Möckel versprach, er werde sich für den Erhalt der Wolfratshauser Kreisklinik einsetzen. Seit Horst Seehofer gehe es bergab mit den kommunalen Krankenhäusern, meinte Enders mit Blick auf Reformen und Kostendeckelungen. „Die Krönung war Karl Lauterbach. Er hat keine Ahnung, wie ein Krankenhaus funktioniert – außer vom wirtschaftlichen Gesichtspunkt her“. Enders ist überzeugt, eine Kreisklinik leiste genauso gute Arbeit wie eine Universitätsklinik.

Sie erinnerte daran, dass die Freien Wähler die Landarztquote eingeführt haben. Ein Studium der Humanmedizin ist damit an bayerischen Universitäten auch ohne 1,0-Abitur möglich. Zweite Bürgermeisterin Sonja Frank bedauerte, dass das Modell „Wohnen für Hilfe“ im Landkreis bislang nicht umsetzbar sei. Senioren vermieten dabei Zimmer günstig an junge Menschen, die die Älteren als Gegenleistung im Alltag unterstützen. Enders bot ein Gespräch mit Fachleuten und Fraktionskollegen, die Erfahrung mit dem Modell haben, in München an.

Eine Veranstaltungsbesucherin sagte, dass die Barrierefreiheit im Landkreis verbesserungsfähig sei. Enders riet ihr, sich an die Behindertenbeauftragten der Städte und des Landkreises zu wenden sowie an die Berater beim örtlichen VdK. Sie selbst habe sich dafür starkgemacht, dass jede Kommune einen Behindertenbeauftragten bekomme. Die Parteien könnten sich zudem das Thema Barrierefreiheit einmal für ein Jahr vornehmen und genau untersuchen.

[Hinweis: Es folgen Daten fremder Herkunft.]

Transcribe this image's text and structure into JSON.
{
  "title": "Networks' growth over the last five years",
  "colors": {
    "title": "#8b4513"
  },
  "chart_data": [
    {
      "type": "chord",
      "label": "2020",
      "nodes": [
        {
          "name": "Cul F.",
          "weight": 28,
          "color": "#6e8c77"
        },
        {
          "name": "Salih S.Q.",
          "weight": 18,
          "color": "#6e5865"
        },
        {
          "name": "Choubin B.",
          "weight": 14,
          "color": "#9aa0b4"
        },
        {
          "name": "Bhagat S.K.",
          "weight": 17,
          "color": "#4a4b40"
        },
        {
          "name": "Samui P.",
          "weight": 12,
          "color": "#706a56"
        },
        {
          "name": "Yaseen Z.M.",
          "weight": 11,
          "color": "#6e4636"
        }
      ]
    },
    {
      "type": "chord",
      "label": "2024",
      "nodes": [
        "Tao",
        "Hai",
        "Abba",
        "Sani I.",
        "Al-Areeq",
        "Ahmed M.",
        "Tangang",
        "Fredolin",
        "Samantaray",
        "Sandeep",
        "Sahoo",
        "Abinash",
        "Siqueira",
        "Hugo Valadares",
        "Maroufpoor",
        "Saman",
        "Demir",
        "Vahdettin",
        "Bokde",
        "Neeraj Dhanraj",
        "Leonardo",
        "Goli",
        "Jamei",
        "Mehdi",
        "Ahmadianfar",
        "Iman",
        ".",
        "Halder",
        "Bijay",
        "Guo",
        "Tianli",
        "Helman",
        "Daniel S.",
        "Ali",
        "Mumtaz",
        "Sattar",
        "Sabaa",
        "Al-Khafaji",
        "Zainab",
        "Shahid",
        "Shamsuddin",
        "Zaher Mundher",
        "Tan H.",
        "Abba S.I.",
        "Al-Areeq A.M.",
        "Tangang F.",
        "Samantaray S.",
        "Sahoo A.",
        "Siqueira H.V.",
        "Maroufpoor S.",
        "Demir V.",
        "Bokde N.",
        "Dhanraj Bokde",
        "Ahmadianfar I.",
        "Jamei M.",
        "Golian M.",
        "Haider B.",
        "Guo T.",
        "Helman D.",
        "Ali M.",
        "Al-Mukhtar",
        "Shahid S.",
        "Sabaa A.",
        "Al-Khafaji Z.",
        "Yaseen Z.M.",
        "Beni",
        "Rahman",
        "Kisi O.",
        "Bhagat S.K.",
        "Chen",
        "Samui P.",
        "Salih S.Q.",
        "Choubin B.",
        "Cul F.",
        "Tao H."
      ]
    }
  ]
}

Die diskutierte Abschaffung des Pflegegrads 1 aus Kostengründen lehnt die FW-Generalsekretärin entschieden ab. Sie fordert, dass sich die CSU im Bund für den Erhalt einsetzt. Besucher berichteten, wie enorm wichtig gerade die 131 Euro monatlich, die es für den Pflegegrad gibt, für ältere Menschen seien. Davon könnte ihr Vater sich zum Beispiel eine Putzhilfe leisten, sagte eine pflegende Tochter. Für sie wäre das auch eine Entlastung. Susann Enders wünscht sich in dem Zusammenhang mehr (finanzielle) Anerkennung für die Angehörigen als „größtem Pflegedienst“.